19 September 2004

Colophon - spring (Dream By Degrees, 2002)

Durant le cours de l’année 2002, le label de San Francisco Dream By Degrees a sorti quatre vinyls 10’’ à édition limitée, célébrant chacun une des saisons. On a déjà croisé le « winter ep » de Coastal, voici maintenant le « spring ep » de Colophon en attendant le tour prochain du « summer ep » de Sappington et du « fall ep » de Loquat.


Comme pour Coastal, l’objet est ici aussi précieux et superbe que son contenu. Colophon est le projet solo de Jefre Cantu Ledesma par ailleurs leader de Tarentel. On navigue ici dans des eaux tout autant atmosphériques mais plus planes et brumeuses, plus électro-acoustiques et ambient que post-rock, plus laptop qu’amplis.

Deux plages. Chacune occupe une face, ‘Night Falls on 15th Street’ (9:44) d’un côté et ‘The Bougainvillea at Twilight’ (7:43) de l’autre. Quelques fragments de guitare acoustique tenue par Danny Grody lui aussi de Tarentel, un peu de piano, des sons électroniques, des nappes, des field recordings et de la reverb. Après une première écoute on a peur de se lasser rapidement, mais non, au fur à mesure les morceaux deviennent de plus en plus attachants et séduisants.

Jefre se place ici dans la lignée de gens comme Wolfgang Voigt, Oren Ambarchi, Ekkehard Ehlers ou Stephan Mathieu, pour autant on ne perd pas l’origine et la sensibilité indie, on sent bien la continuité également avec les productions de labels comme Temporary Residence (Tarentel, Sonna) ou Kranky ( Labradford, Windy & Carl, Stars of The Lid).

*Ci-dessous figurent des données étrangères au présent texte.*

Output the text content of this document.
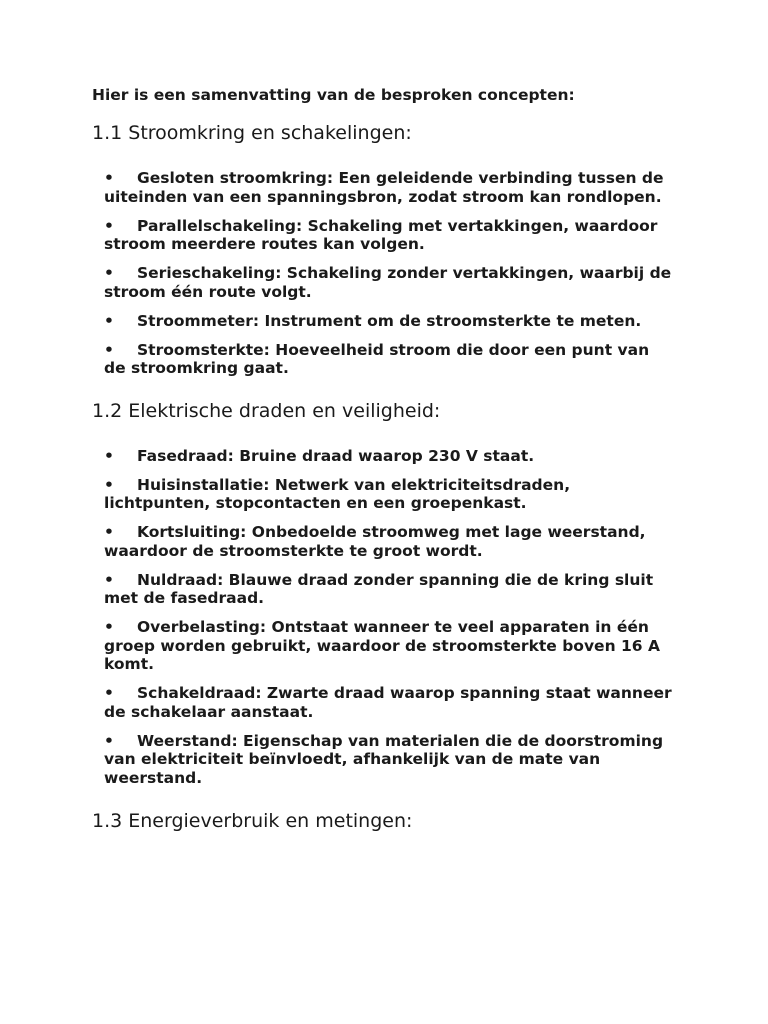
Hier is een samenvatting van de besproken concepten:

1.1 Stroomkring en schakelingen:
• Gesloten stroomkring: Een geleidende verbinding tussen de uiteinden van een spanningsbron, zodat stroom kan rondlopen.
• Parallelschakeling: Schakeling met vertakkingen, waardoor stroom meerdere routes kan volgen.
• Serieschakeling: Schakeling zonder vertakkingen, waarbij de stroom één route volgt.
• Stroommeter: Instrument om de stroomsterkte te meten.
• Stroomsterkte: Hoeveelheid stroom die door een punt van de stroomkring gaat.
1.2 Elektrische draden en veiligheid:
• Fasedraad: Bruine draad waarop 230 V staat.
• Huisinstallatie: Netwerk van elektriciteitsdraden, lichtpunten, stopcontacten en een groepenkast.
• Kortsluiting: Onbedoelde stroomweg met lage weerstand, waardoor de stroomsterkte te groot wordt.
• Nuldraad: Blauwe draad zonder spanning die de kring sluit met de fasedraad.
• Overbelasting: Ontstaat wanneer te veel apparaten in één groep worden gebruikt, waardoor de stroomsterkte boven 16 A komt.
• Schakeldraad: Zwarte draad waarop spanning staat wanneer de schakelaar aanstaat.
• Weerstand: Eigenschap van materialen die de doorstroming van elektriciteit beïnvloedt, afhankelijk van de mate van weerstand.
1.3 Energieverbruik en metingen:
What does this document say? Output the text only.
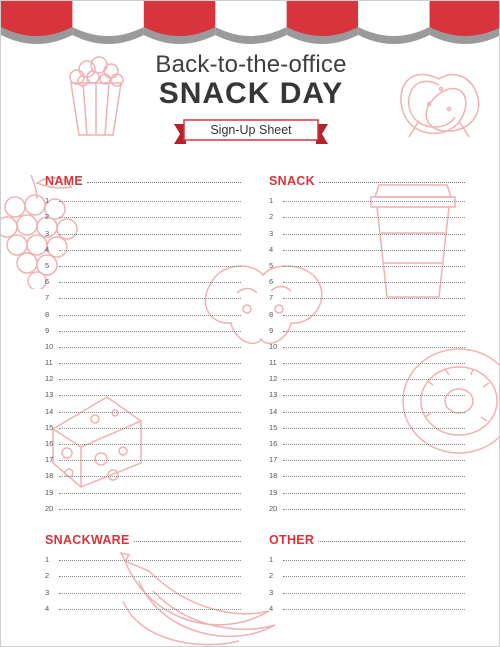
Back-to-the-office
SNACK DAY
Sign-Up Sheet
NAME
1
2
3
4
5
6
7
8
9
10
11
12
13
14
15
16
17
18
19
20
SNACK
1
2
3
4
5
6
7
8
9
10
11
12
13
14
15
16
17
18
19
20
SNACKWARE
1
2
3
4
OTHER
1
2
3
4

On ne peut pas parler simplement de musique électronique ou d’ambient ici, tant Colophon fait preuve de profondeur, il y a plutôt une volonté de transcender les genres pour développer une écriture impressionniste personnelle.

Les deux plages offertes ici sont extrêmement belles et envoûtantes, elles nous font voyager, nous entraînent dans leur monde. Elles contiennent cette dimension transcendante qui fait que lorsque l’on ferme les yeux, on continue à voir des paysages, comme si on basculait dans un autre monde.

La première plage, ‘Night Falls on 15th Street’, est relativement sombre. Une nuit noire comme au début du printemps, où l’hiver a oublié de complètement se retirer encore. Où la nature est toujours désolée. Même si on sent que la vie s’apprête à exploser ce n’est pas encore tout à fait pour demain. On avance le long de chemins boueux qui nous salissent les chaussures, tout en traînant nos vies sur nos épaules. Heureusement en fin de morceau, un piano céleste vient amener un peu de lumière, déchire la couche de nuages pour laisser entrevoir quelques étoiles où annoncer les premières lueurs de l’aube prochaine.

Mais ce qui fait passer ce ep de bon à exceptionnel et cet objet du statut de collector à disque vraiment essentiel, c’est la seconde plage, ‘The Bougainvillea at Twilight’ véritable rêve éveillé où toute la dimension printanière explose, où l’on se prend des bouffées d’oxygène comme chez Rafael Toral, où on a la sensation d’infini comme chez Labradford, l’impression et la certitude de communier avec un environnement en plein épanouissement verdoyant. Une musique qui fait toucher à une certaine essence de la vie, qui n’est nullement artefact, qui nous dépasse et nous emporte.